Tartarus.
Chances are, if you’re familiar with the word at all, it conjures up some dark subterranean prison for ancient Greek titans–towering, evil creatures made of stone–and other bad actors. Take Sisyphus, for example. He’s imprisoned down there. He rolls a boulder all the way up a mountain, only to have it tumble back down, just as he reaches the top. He does this over and over, hence the term “a Sisyphean task”—doing something pointless. Another denizen of Tartarus is evil Tantalus, a demigod king who cut up his son and served him, boiled, to the Gods of Olympus. For all eternity he now starves beneath a fruit tree just out of reach, above a pond whose water recedes whenever he kneels to drink.
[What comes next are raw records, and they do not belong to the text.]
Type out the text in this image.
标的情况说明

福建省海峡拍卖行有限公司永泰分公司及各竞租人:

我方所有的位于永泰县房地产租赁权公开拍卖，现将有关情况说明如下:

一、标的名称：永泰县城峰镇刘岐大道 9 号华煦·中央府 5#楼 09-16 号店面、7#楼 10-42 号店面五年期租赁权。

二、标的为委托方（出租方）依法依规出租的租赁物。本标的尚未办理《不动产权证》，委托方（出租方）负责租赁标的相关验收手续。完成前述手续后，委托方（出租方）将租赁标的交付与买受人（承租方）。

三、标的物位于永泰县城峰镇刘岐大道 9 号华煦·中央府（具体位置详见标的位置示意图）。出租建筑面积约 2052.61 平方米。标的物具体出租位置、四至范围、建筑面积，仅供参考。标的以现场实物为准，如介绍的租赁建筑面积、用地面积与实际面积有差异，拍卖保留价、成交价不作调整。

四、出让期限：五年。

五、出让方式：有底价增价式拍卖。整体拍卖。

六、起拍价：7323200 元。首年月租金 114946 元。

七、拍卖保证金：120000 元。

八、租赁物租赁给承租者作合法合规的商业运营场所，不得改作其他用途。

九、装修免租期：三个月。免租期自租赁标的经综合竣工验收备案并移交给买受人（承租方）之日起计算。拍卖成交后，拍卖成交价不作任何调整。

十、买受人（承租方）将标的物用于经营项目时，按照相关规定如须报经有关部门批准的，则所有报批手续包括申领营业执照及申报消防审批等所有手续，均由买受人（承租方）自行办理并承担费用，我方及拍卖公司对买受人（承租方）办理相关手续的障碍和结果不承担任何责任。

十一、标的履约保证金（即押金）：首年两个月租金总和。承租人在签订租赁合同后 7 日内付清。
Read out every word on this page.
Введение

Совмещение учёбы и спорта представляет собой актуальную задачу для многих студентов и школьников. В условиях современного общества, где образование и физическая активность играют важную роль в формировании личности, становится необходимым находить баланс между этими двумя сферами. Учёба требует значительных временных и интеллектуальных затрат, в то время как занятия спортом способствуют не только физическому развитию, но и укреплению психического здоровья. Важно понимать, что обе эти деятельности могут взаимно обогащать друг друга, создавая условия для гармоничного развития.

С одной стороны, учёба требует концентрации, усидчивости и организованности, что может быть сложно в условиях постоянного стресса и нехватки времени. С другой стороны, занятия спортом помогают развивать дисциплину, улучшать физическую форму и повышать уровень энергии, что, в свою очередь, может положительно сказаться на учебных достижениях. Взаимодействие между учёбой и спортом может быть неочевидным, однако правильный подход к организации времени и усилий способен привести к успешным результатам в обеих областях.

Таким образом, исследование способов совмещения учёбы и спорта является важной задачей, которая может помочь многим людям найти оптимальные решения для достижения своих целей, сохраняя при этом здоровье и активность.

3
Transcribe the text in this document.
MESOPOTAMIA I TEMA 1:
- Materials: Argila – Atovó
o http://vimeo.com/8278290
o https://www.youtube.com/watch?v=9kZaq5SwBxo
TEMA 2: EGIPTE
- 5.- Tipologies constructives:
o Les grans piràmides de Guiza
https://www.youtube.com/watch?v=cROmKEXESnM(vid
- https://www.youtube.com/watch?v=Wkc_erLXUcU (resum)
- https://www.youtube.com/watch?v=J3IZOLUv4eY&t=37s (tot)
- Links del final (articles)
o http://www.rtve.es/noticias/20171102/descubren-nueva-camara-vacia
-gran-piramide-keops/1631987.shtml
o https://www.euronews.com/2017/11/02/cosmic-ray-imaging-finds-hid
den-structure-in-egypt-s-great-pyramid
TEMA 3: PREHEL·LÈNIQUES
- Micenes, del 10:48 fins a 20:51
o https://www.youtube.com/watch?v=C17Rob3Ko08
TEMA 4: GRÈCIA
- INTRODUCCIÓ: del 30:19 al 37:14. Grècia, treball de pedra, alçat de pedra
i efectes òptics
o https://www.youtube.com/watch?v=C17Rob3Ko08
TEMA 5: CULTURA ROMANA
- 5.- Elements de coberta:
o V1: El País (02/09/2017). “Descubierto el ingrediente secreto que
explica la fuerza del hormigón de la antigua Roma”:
But peel away the deeper layers of Greek mythology, back to the time before the gods and humans, and Tartarus wasn’t a super-max prison for ancient Greek bad guys. Anything but. Instead, it was a place of divine feminine creation. A place where the sky, sea and mountains were first born, after Gaia had poured out the stars and created gravity, or, as it was called, Eros.
According to the Greeks, Gaia, the Earth, was the first thing to exist anywhere. She emerged from the silence and stillness of Chaos, and became self-aware. She was the first titan, and the first thing she created was her womb. Tartarus was so deep in the Earth that later, Zeus claimed a bronze anvil, dropped from the Underworld, would fall for nine days before it reached this place.
It was here that she created Ouranos, the Sky, her future husband, and the other early titans who fashioned the first ecosystems.
It was in Tartarus that her husband Ouranos locked away six of Gaia’s children, which enraged her.
It was in Tartarus that she created Typhon, a monster made for one purpose: to kill her grandson Zeus after he betrayed her.
And it was in Tartarus that Zeus imprisoned Gaia’s beloved family of creators forever in darkness, far beneath the light-filled life systems that they originally made.